No último mês, em que os casos de covid voltaram a crescer em todo o país, uma campanha pelo adiamento da prova foi realizada por diferentes atores. Entidades estudantis, como a União Nacional de Estudantes Secundaristas (UBES) e a União Nacional de Estudantes (UNE); o Fórum de Pré-Vestibulares Populares do Rio de Janeiro; e até mesmo Secretários de Educação estaduais exigiram do Governo Federal o adiamento. No entanto, o Ministro da Educação, Milton Ribeiro, negou a possibilidade e ainda chamou a oposição de uma “minoria barulhenta”.

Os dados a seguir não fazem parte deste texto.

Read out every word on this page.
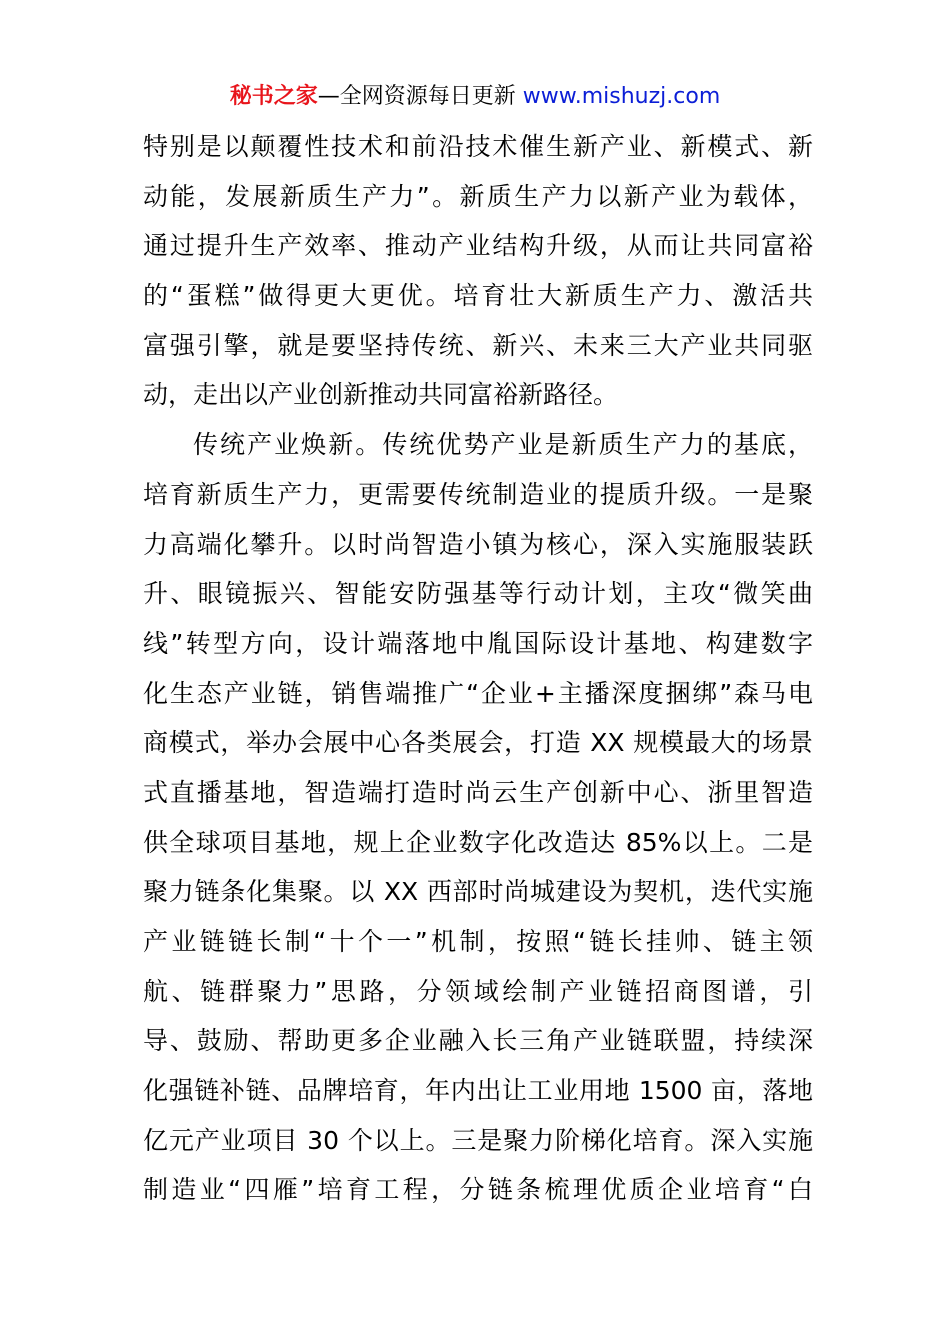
秘书之家—全网资源每日更新 www.mishuzj.com
特别是以颠覆性技术和前沿技术催生新产业、新模式、新
动能，发展新质生产力”。新质生产力以新产业为载体，
通过提升生产效率、推动产业结构升级，从而让共同富裕
的“蛋糕”做得更大更优。培育壮大新质生产力、激活共
富强引擎，就是要坚持传统、新兴、未来三大产业共同驱
动，走出以产业创新推动共同富裕新路径。
传统产业焕新。传统优势产业是新质生产力的基底，
培育新质生产力，更需要传统制造业的提质升级。一是聚
力高端化攀升。以时尚智造小镇为核心，深入实施服装跃
升、眼镜振兴、智能安防强基等行动计划，主攻“微笑曲
线”转型方向，设计端落地中胤国际设计基地、构建数字
化生态产业链，销售端推广“企业+主播深度捆绑”森马电
商模式，举办会展中心各类展会，打造 XX 规模最大的场景
式直播基地，智造端打造时尚云生产创新中心、浙里智造
供全球项目基地，规上企业数字化改造达 85%以上。二是
聚力链条化集聚。以 XX 西部时尚城建设为契机，迭代实施
产业链链长制“十个一”机制，按照“链长挂帅、链主领
航、链群聚力”思路，分领域绘制产业链招商图谱，引
导、鼓励、帮助更多企业融入长三角产业链联盟，持续深
化强链补链、品牌培育，年内出让工业用地 1500 亩，落地
亿元产业项目 30 个以上。三是聚力阶梯化培育。深入实施
制造业“四雁”培育工程，分链条梳理优质企业培育“白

Frente à calamidade da situação da pandemia no Amazonas, a realização das provas em todo o Estado foi cancelada por decisão da Justiça Federal. Três cidades de Rondônia tiveram decisões similares. Ainda assim, o Governo Federal, através da Advocacia-Geral da União (AGU), tentou recorrer da decisão da Justiça Federal no mesmo dia em que o oxigênio acabou nos hospitais de Manaus.
A posição do INEP, no dia 14 de janeiro, foi de que não poderia garantir a realização da prova em uma nova data, buscando impedir que outras cidades e estados adotassem medidas análogas ao Amazonas.
Para sustentar a realização das provas, o presidente do Inep, Alexandre Lopes, chegou a alegar à imprensa que o Instituto havia adotado os protocolos de segurança para “garantir a traquilidade tanto das pessoas que vão fazer as prova quanto de quem vai aplicar o Enem”. Na prática, entretanto, o que se confirmou foi a anunciada consequência alertada por diversas organizações: lotações nas salas, aglomerações nas portas dos locais de provas e confusão.
Em meio a todos os alertas sobre a impossibilidade de assegurar que o Exame Nacional ocorresse com segurança, pelo menos 50 ações foram registradas contra a realização das provas. A Advocacia Geral da União (AGU) atuou em força-tarefa para garantir a manutenção da data, recebendo positivamente as decisões dos órgãos como o Tribunal Regional Federal da 3ª Região. Na maior parte dos casos, a Justiça Federal acolheu os argumentos da AGU de que havia segurança para a realização das provas, negando também o adiamento.
O Brasil hoje passa de 209 mil mortes por Coronavírus, segundo dados levantados pelo consórcio nacional de imprensa. Sábado (16) foi o quinto dia seguido com mais de 1000 mortes, com aceleração na média móvel em 13 estados brasileiros.
Até o momento, não se sabe que procedimento será adotado pelo Inep e Governo Federal para estudantes que não conseguiram realizar a prova no dia de hoje.